(1.) PETITIONER -Road Transport Corporation, aggrieved by the order dt. 22/2/2010 -Annex. A. of the Controlling Authority, 2nd Respondent, unsuccessfully challenged the order in an appeal to the 1st Respondent, Appellate Authority, who by order dt. 28/12/2010 -Annex. C, dismissed the appeal. Hence this writ petition.
(2.) THE 3rd Respondent, an employee of the Petitioner -Corporation, retired on 31/5/2007, whence gratuity was paid by a calculation in terms of the Karnataka State Road Transport Corporation Servants Gratuity Regulations, for short 'Regulation'. 3rd Respondent, not being satisfied with the said calculation, filed an application under Rule 10 of the Payment of Gratuity (Central) Rules, 1972, along with an application to condone the delay up to 13/3/2008 for re -determination of difference in gratuity. That application was opposed by filing statement of objections of the Respondent, interalia contending that the period from 15/1/1971 to 18/11/1976, while the Petitioner was on badli rolls, was disentitled to be treated as active service for calculating gratuity. In addition, it was contended that Rs. 9,854/ - was a statutory deduction by way of income tax on Rs. 3,61,463/ determined as Gratuity under the Regulations, which was remitted to the income tax authorities.

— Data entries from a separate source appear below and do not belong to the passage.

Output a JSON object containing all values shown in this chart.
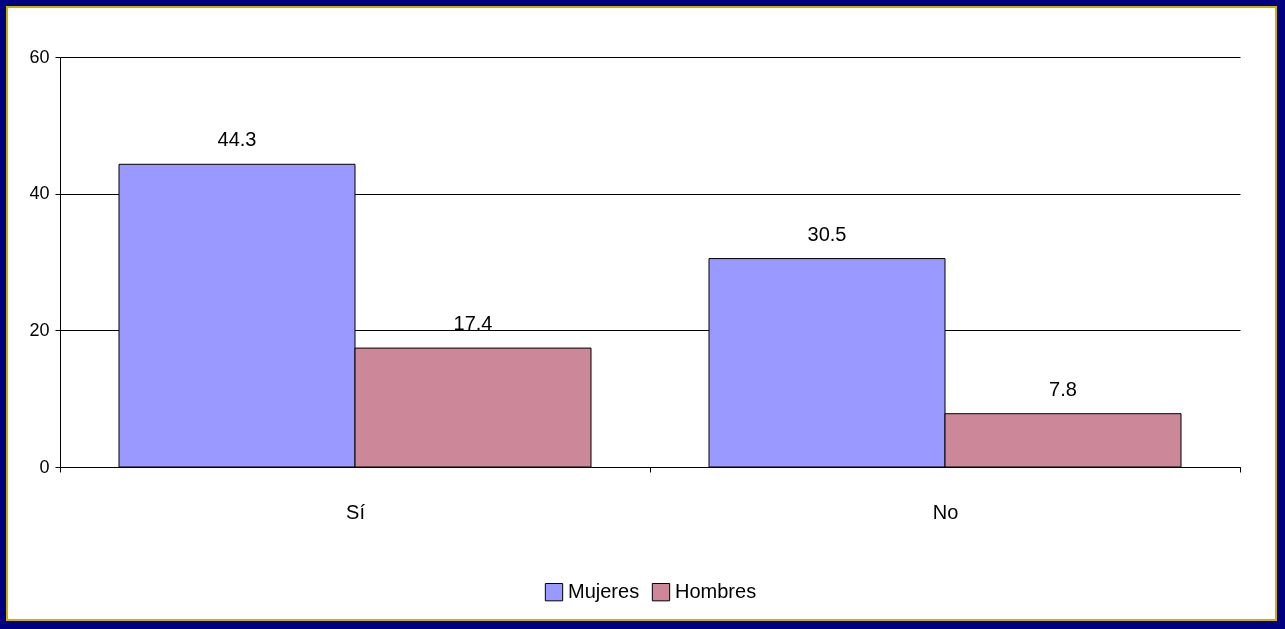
{
  "chart_data": {
    "type": "bar",
    "categories": [
      "Sí",
      "No"
    ],
    "series": [
      {
        "name": "Mujeres",
        "color": "#9999ff",
        "values": [
          44.3,
          30.5
        ]
      },
      {
        "name": "Hombres",
        "color": "#cc8899",
        "values": [
          17.4,
          7.8
        ]
      }
    ],
    "ylim": [
      0,
      60
    ],
    "yticks": [
      0,
      20,
      40,
      60
    ],
    "grid": "y",
    "legend": "bottom",
    "data_labels": true
  }
}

(3.) ALTHOUGH Smt. H.R. Renuka; learned Counsel for the Petitioner, contends that the period from 15/1/1971 to 18/11/1976, while the 3rd Respondent's name was found in the badli list, ought not to be reckoned as active service, 1 am afraid, is unacceptable. Petitioner, custodian of records relating to the employment particulars of the 3rd Respondent while on the badli rolls, ought to have produced that material, which, for reasons best known to the Petitioner, was not produced and therefore it is too farfetched to contend that it was for the 3rd Respondent to establish completion of 180/240 days of continuous service during the said period to reckon as active service for determining gratuity. So also, merely because no entries are forthcoming in Part -VI of the service register Ex. R4, by itself and nothing more, it cannot be assumed that the 3rd Respondent, while on the badli list, did not complete 180/240 days of continuous service. It is not disputed that in terms of the various settlements entered into between the Petitioner and the Trade union, employees borne on the badli list will have to be brought on time scale of pay, if completed 180 days of continuous service and on probation if completed 240 days of continuous service, provided there exists substantive vacancies in the posts. If the 3rd Respondent was brought on probation, and the service register Ex. R4, opened undoubtedly the service particulars of the 3rd Respondent for having completed 240 days of continuous service, during the badli period, ought to have been recorded in Part -VI.